Depois de muito pensar o trabalhador optou pelos conselhos. Disse então o fazendeiro:

1- Nunca tome atalhos em sua vida. O caminho mais curto e desconhecido pode lhe custar a vida.

2- Cuidado com a curiosidade sobre o que não lhe diz respeito. Pode ser mortal.

3- Nunca tome decisões em momento de ódio ou dor, pois poderá se arrepender e ser tarde demais. Vou lhe dar algum dinheiro para a viagem e estes três pães. Os dois menores para você se alimentar no trajeto de volta e o maior para você comer com a sua esposa quando chegar em casa.

E o homem iniciou o retorno.

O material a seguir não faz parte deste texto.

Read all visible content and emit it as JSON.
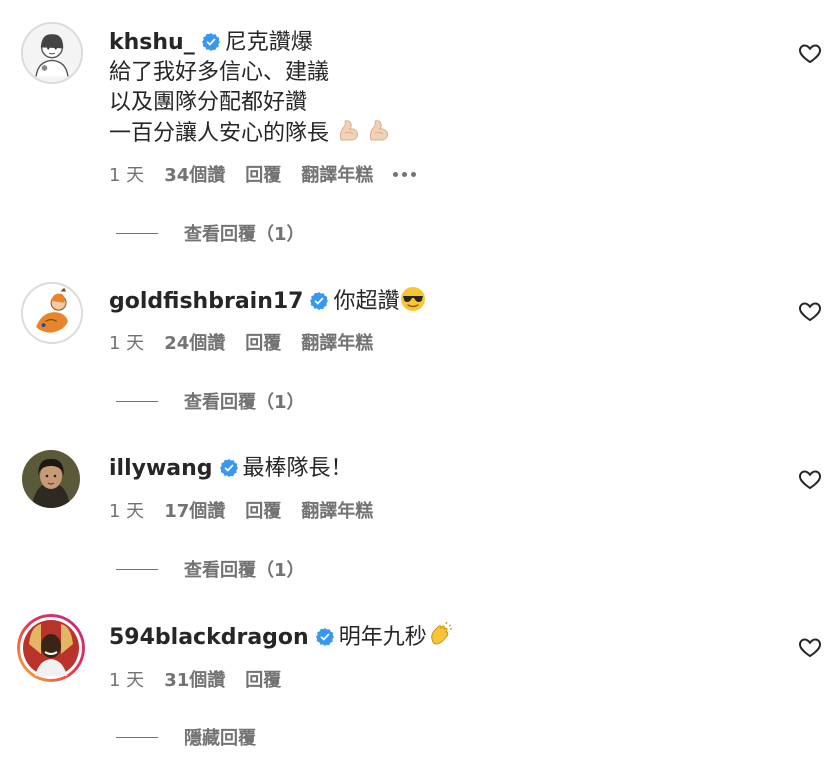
{
  "comments": [
    {
      "username": "khshu_",
      "verified": true,
      "lines": [
        "尼克讚爆",
        "給了我好多信心、建議",
        "以及團隊分配都好讚",
        "一百分讓人安心的隊長"
      ],
      "emoji_names": [
        "flexed-biceps-icon",
        "flexed-biceps-icon"
      ],
      "time": "1 天",
      "likes": "34個讚",
      "reply": "回覆",
      "translate": "翻譯年糕",
      "has_more": true,
      "replies_toggle": "查看回覆（1）"
    },
    {
      "username": "goldfishbrain17",
      "verified": true,
      "lines": [
        "你超讚"
      ],
      "emoji_names": [
        "sunglasses-face-icon"
      ],
      "time": "1 天",
      "likes": "24個讚",
      "reply": "回覆",
      "translate": "翻譯年糕",
      "replies_toggle": "查看回覆（1）"
    },
    {
      "username": "illywang",
      "verified": true,
      "lines": [
        "最棒隊長！"
      ],
      "time": "1 天",
      "likes": "17個讚",
      "reply": "回覆",
      "translate": "翻譯年糕",
      "replies_toggle": "查看回覆（1）"
    },
    {
      "username": "594blackdragon",
      "verified": true,
      "lines": [
        "明年九秒"
      ],
      "emoji_names": [
        "clapping-hands-icon"
      ],
      "time": "1 天",
      "likes": "31個讚",
      "reply": "回覆",
      "replies_toggle": "隱藏回覆"
    }
  ],
  "colors": {
    "text": "#262626",
    "secondary": "#737373",
    "verified": "#3897f0"
  }
}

No primeiro dia encontrou um andarilho que lhe aconselhou um atalho para chegar mais depressa. O rapaz, contente, chegou a iniciar o novo caminho, quando lembrou do primeiro conselho. Voltou e seguiu o percurso normal. Dias depois ficou sabendo que se optasse pelo caminho aconselhado cairia numa emboscada. Mais para frente, cansado, hospedou-se numa pensão à beira da estrada. Pagou a diária, tomou banho e foi dormir. De madrugada acordou ouvindo gritos estarrecedores. Quando se dirigia à porta, lembrou-se do segundo conselho e voltou para a cama. De manhã foi indagado pelo hospedeiro se não tinha ouvido gritos. Disse que sim e que não se importara.

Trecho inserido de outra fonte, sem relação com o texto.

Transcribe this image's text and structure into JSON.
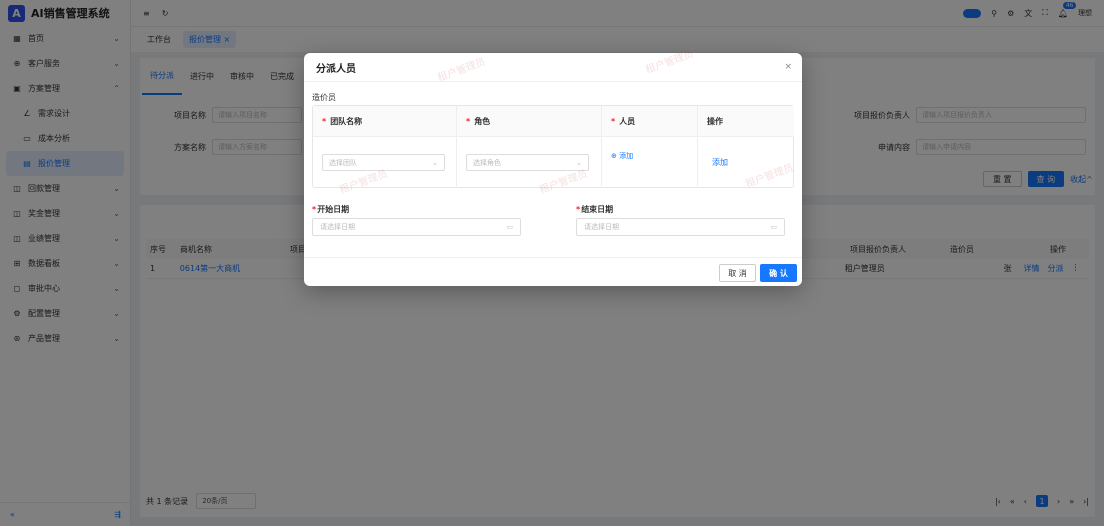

– Você por não ter curiosidade, é o primeiro a sair daqui com vida. Meu filho tem acessos de loucura e costuma matar o hospede curioso, enterrando-o no quintal.

Depois de longa caminhada, ao entardecer, aproximou-se de sua casa, quando viu pela janela sua mulher acariciando um homem. Cheio de ódio e dor resolveu que entraria pelos fundos da casa e mataria os dois de surpresa. Porém, lembrou do terceiro conselho.

– Vou dormir ao relento e amanhã com a cabeça mais fria tomarei uma decisão.

Ao amanhecer resolveu não matar sua esposa nem seu amante. Voltarei ao trabalho, mas antes quero dizer para minha mulher que lhe fui fiel todo esse tempo. Bateu na porta. Entrou. A esposa o reconheceu e se atirou em seus braços. Ele a empurrou. E a chamou de traidora. A mulher lhe explicou que ele a deixara grávida e que aquele homem era o filho dos dois já com vinte anos. O marido contou a sua história e oraram agradecendo a Deus. Quando partiu o terceiro pão encontrou dentro dele todo o dinheiro ganho nos últimos vinte anos.

Muitas vezes o homem paga caro por andar em caminhos desconhecidos; pela curiosidade ao que não lhe diz respeito ou por agir impulsivamente, na hora da raiva ou dor, arrependendo-se tarde demais.